A inflação medida pelo Índice Nacional de Preços ao Consumidor (INPC) registrou uma variação negativa de 0,32% em agosto. No acumulado dos últimos 12 meses, o indicador soma 3,98%. Os dados foram divulgados pelo Instituto Brasileiro de Geografia e Estatística (IBGE) nesta sexta-feira (11).
O resultado de agosto representa a menor taxa de inflação mensal desde setembro de 2022, quando também foi registrado -0,32%. Em julho deste ano, o INPC já havia apresentado deflação, com uma queda de 0,01%.
A principal responsável pela desaceleração da inflação em agosto foi o grupo de habitação, com uma queda de 2,17% e um impacto de -0,38 ponto percentual no índice geral. Esse recuo foi influenciado pela distribuição do Bônus de Itaipu, que resultou em descontos na conta de energia elétrica para os consumidores.
O INPC é um importante termômetro para a economia brasileira, pois é frequentemente utilizado como referência para o reajuste de salários de diversas categorias. O salário mínimo, por exemplo, tem seu cálculo de correção influenciado pelos dados de novembro. Outros benefícios importantes, como o seguro-desemprego, o teto do INSS e benefícios para quem ganha acima do salário mínimo, são ajustados com base no acumulado do INPC até dezembro.

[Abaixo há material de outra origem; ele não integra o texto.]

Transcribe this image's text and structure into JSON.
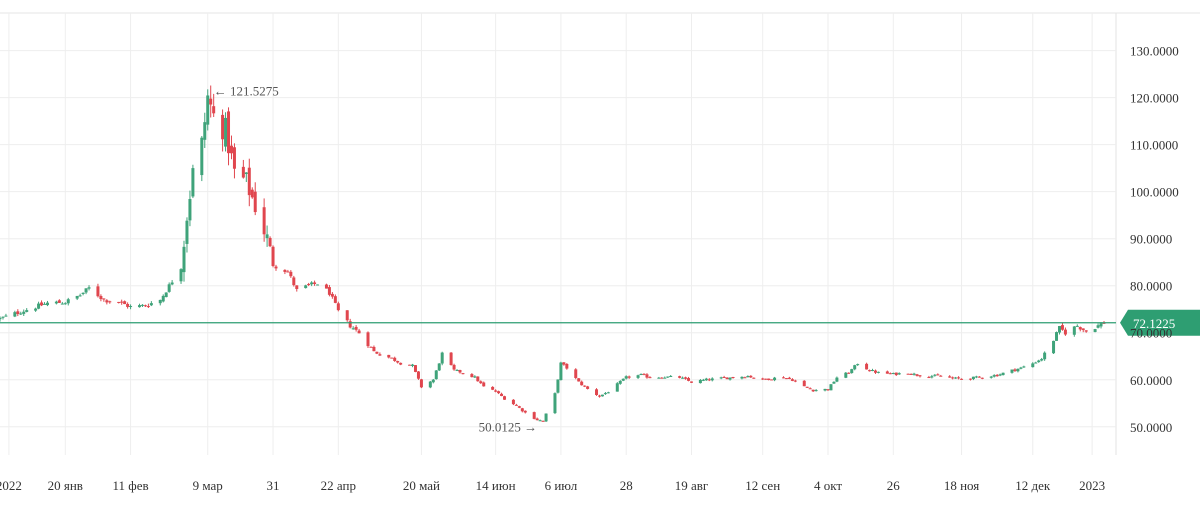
{
  "chart_data": {
    "type": "candlestick",
    "ylim": [
      44,
      138
    ],
    "y_ticks": [
      50,
      60,
      70,
      80,
      90,
      100,
      110,
      120,
      130
    ],
    "y_tick_labels": [
      "50.0000",
      "60.0000",
      "70.0000",
      "80.0000",
      "90.0000",
      "100.0000",
      "110.0000",
      "120.0000",
      "130.0000"
    ],
    "x_start": "2021-12-29",
    "x_end": "2023-01-05",
    "x_ticks": [
      {
        "date": "2022-01-01",
        "label": "2022"
      },
      {
        "date": "2022-01-20",
        "label": "20 янв"
      },
      {
        "date": "2022-02-11",
        "label": "11 фев"
      },
      {
        "date": "2022-03-09",
        "label": "9 мар"
      },
      {
        "date": "2022-03-31",
        "label": "31"
      },
      {
        "date": "2022-04-22",
        "label": "22 апр"
      },
      {
        "date": "2022-05-20",
        "label": "20 май"
      },
      {
        "date": "2022-06-14",
        "label": "14 июн"
      },
      {
        "date": "2022-07-06",
        "label": "6 июл"
      },
      {
        "date": "2022-07-28",
        "label": "28"
      },
      {
        "date": "2022-08-19",
        "label": "19 авг"
      },
      {
        "date": "2022-09-12",
        "label": "12 сен"
      },
      {
        "date": "2022-10-04",
        "label": "4 окт"
      },
      {
        "date": "2022-10-26",
        "label": "26"
      },
      {
        "date": "2022-11-18",
        "label": "18 ноя"
      },
      {
        "date": "2022-12-12",
        "label": "12 дек"
      },
      {
        "date": "2023-01-01",
        "label": "2023"
      }
    ],
    "close_series": [
      [
        "2021-12-29",
        73.0
      ],
      [
        "2022-01-05",
        74.5
      ],
      [
        "2022-01-10",
        75.5
      ],
      [
        "2022-01-14",
        76.3
      ],
      [
        "2022-01-20",
        76.5
      ],
      [
        "2022-01-25",
        78.0
      ],
      [
        "2022-01-28",
        79.5
      ],
      [
        "2022-02-02",
        77.0
      ],
      [
        "2022-02-07",
        76.5
      ],
      [
        "2022-02-11",
        75.5
      ],
      [
        "2022-02-16",
        75.8
      ],
      [
        "2022-02-21",
        77.0
      ],
      [
        "2022-02-24",
        80.0
      ],
      [
        "2022-02-28",
        84.0
      ],
      [
        "2022-03-02",
        95.0
      ],
      [
        "2022-03-04",
        104.0
      ],
      [
        "2022-03-07",
        110.0
      ],
      [
        "2022-03-09",
        120.0
      ],
      [
        "2022-03-11",
        116.0
      ],
      [
        "2022-03-15",
        113.0
      ],
      [
        "2022-03-18",
        104.0
      ],
      [
        "2022-03-22",
        102.0
      ],
      [
        "2022-03-25",
        97.0
      ],
      [
        "2022-03-29",
        90.0
      ],
      [
        "2022-03-31",
        84.5
      ],
      [
        "2022-04-05",
        83.0
      ],
      [
        "2022-04-08",
        79.0
      ],
      [
        "2022-04-12",
        80.0
      ],
      [
        "2022-04-15",
        80.5
      ],
      [
        "2022-04-19",
        78.5
      ],
      [
        "2022-04-22",
        74.5
      ],
      [
        "2022-04-26",
        71.5
      ],
      [
        "2022-04-29",
        70.0
      ],
      [
        "2022-05-04",
        66.0
      ],
      [
        "2022-05-10",
        64.5
      ],
      [
        "2022-05-13",
        63.5
      ],
      [
        "2022-05-17",
        63.0
      ],
      [
        "2022-05-20",
        58.5
      ],
      [
        "2022-05-24",
        60.0
      ],
      [
        "2022-05-27",
        65.5
      ],
      [
        "2022-05-31",
        62.0
      ],
      [
        "2022-06-03",
        61.5
      ],
      [
        "2022-06-07",
        60.5
      ],
      [
        "2022-06-10",
        58.5
      ],
      [
        "2022-06-14",
        57.5
      ],
      [
        "2022-06-17",
        56.0
      ],
      [
        "2022-06-21",
        54.5
      ],
      [
        "2022-06-24",
        53.0
      ],
      [
        "2022-06-28",
        51.5
      ],
      [
        "2022-06-30",
        51.2
      ],
      [
        "2022-07-04",
        57.0
      ],
      [
        "2022-07-06",
        63.5
      ],
      [
        "2022-07-08",
        62.5
      ],
      [
        "2022-07-12",
        59.5
      ],
      [
        "2022-07-15",
        58.0
      ],
      [
        "2022-07-19",
        56.5
      ],
      [
        "2022-07-22",
        57.5
      ],
      [
        "2022-07-26",
        59.5
      ],
      [
        "2022-07-28",
        60.5
      ],
      [
        "2022-08-02",
        61.0
      ],
      [
        "2022-08-05",
        60.5
      ],
      [
        "2022-08-10",
        60.6
      ],
      [
        "2022-08-15",
        60.5
      ],
      [
        "2022-08-19",
        59.5
      ],
      [
        "2022-08-24",
        60.0
      ],
      [
        "2022-08-29",
        60.3
      ],
      [
        "2022-09-02",
        60.5
      ],
      [
        "2022-09-07",
        60.8
      ],
      [
        "2022-09-12",
        60.0
      ],
      [
        "2022-09-15",
        60.3
      ],
      [
        "2022-09-19",
        60.5
      ],
      [
        "2022-09-22",
        60.0
      ],
      [
        "2022-09-26",
        58.5
      ],
      [
        "2022-09-29",
        57.8
      ],
      [
        "2022-10-04",
        58.0
      ],
      [
        "2022-10-07",
        60.5
      ],
      [
        "2022-10-11",
        61.5
      ],
      [
        "2022-10-14",
        63.5
      ],
      [
        "2022-10-18",
        62.0
      ],
      [
        "2022-10-21",
        61.5
      ],
      [
        "2022-10-26",
        61.2
      ],
      [
        "2022-10-31",
        61.5
      ],
      [
        "2022-11-03",
        61.0
      ],
      [
        "2022-11-08",
        60.8
      ],
      [
        "2022-11-11",
        60.8
      ],
      [
        "2022-11-15",
        60.3
      ],
      [
        "2022-11-18",
        60.2
      ],
      [
        "2022-11-22",
        60.4
      ],
      [
        "2022-11-25",
        60.6
      ],
      [
        "2022-11-30",
        61.0
      ],
      [
        "2022-12-05",
        62.0
      ],
      [
        "2022-12-08",
        62.5
      ],
      [
        "2022-12-12",
        63.5
      ],
      [
        "2022-12-15",
        64.5
      ],
      [
        "2022-12-19",
        68.5
      ],
      [
        "2022-12-21",
        71.0
      ],
      [
        "2022-12-23",
        70.0
      ],
      [
        "2022-12-27",
        71.5
      ],
      [
        "2022-12-30",
        70.3
      ],
      [
        "2023-01-03",
        71.5
      ],
      [
        "2023-01-05",
        72.1225
      ]
    ],
    "current_price": 72.1225,
    "current_price_label": "72.1225",
    "annotations": [
      {
        "date": "2022-03-09",
        "value": 121.5275,
        "label": "121.5275",
        "arrow": "←",
        "side": "right"
      },
      {
        "date": "2022-06-30",
        "value": 50.0125,
        "label": "50.0125",
        "arrow": "→",
        "side": "left"
      }
    ],
    "colors": {
      "up": "#3fa37a",
      "down": "#e0464e",
      "price_line": "#2e9e72",
      "price_label_bg": "#2e9e72",
      "grid": "#eeeeee",
      "text": "#333333"
    },
    "grid": true
  }
}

O IBGE também divulgou o Índice Nacional de Preços ao Consumidor Amplo (IPCA), que apura a inflação oficial do país. Em agosto, o IPCA também registrou uma taxa negativa de -0,32%, a menor em quatro anos. A principal diferença entre os índices reside no público que eles representam: o INPC foca em famílias com renda de um a cinco salários mínimos, enquanto o IPCA abrange famílias com renda de um a 40 salários mínimos.

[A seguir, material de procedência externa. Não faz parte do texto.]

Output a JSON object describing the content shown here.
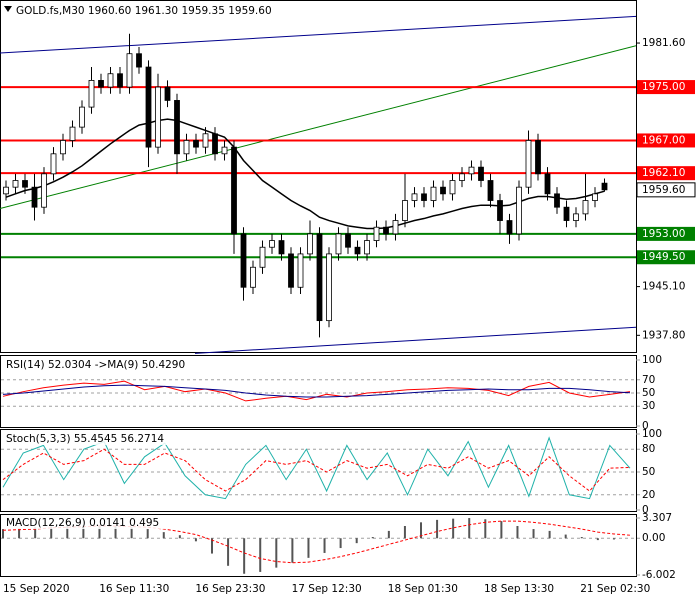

A cesta de produtos e serviços pesquisada pelo INPC inclui 367 itens, enquanto o IPCA monitora 10 a mais. Além disso, os pesos atribuídos a cada grupo de preços diferem entre os índices. No INPC, por exemplo, os alimentos têm um peso maior (cerca de 25%) em comparação com o IPCA (aproximadamente 21%), refletindo o maior impacto dos gastos com alimentação no orçamento das famílias de menor renda. Inversamente, itens como passagens aéreas possuem um peso menor no INPC do que no IPCA.
O objetivo central da apuração do INPC, segundo o IBGE, é acompanhar e refletir as variações de preços que afetam diretamente o poder de compra dos salários da população assalariada de baixa renda.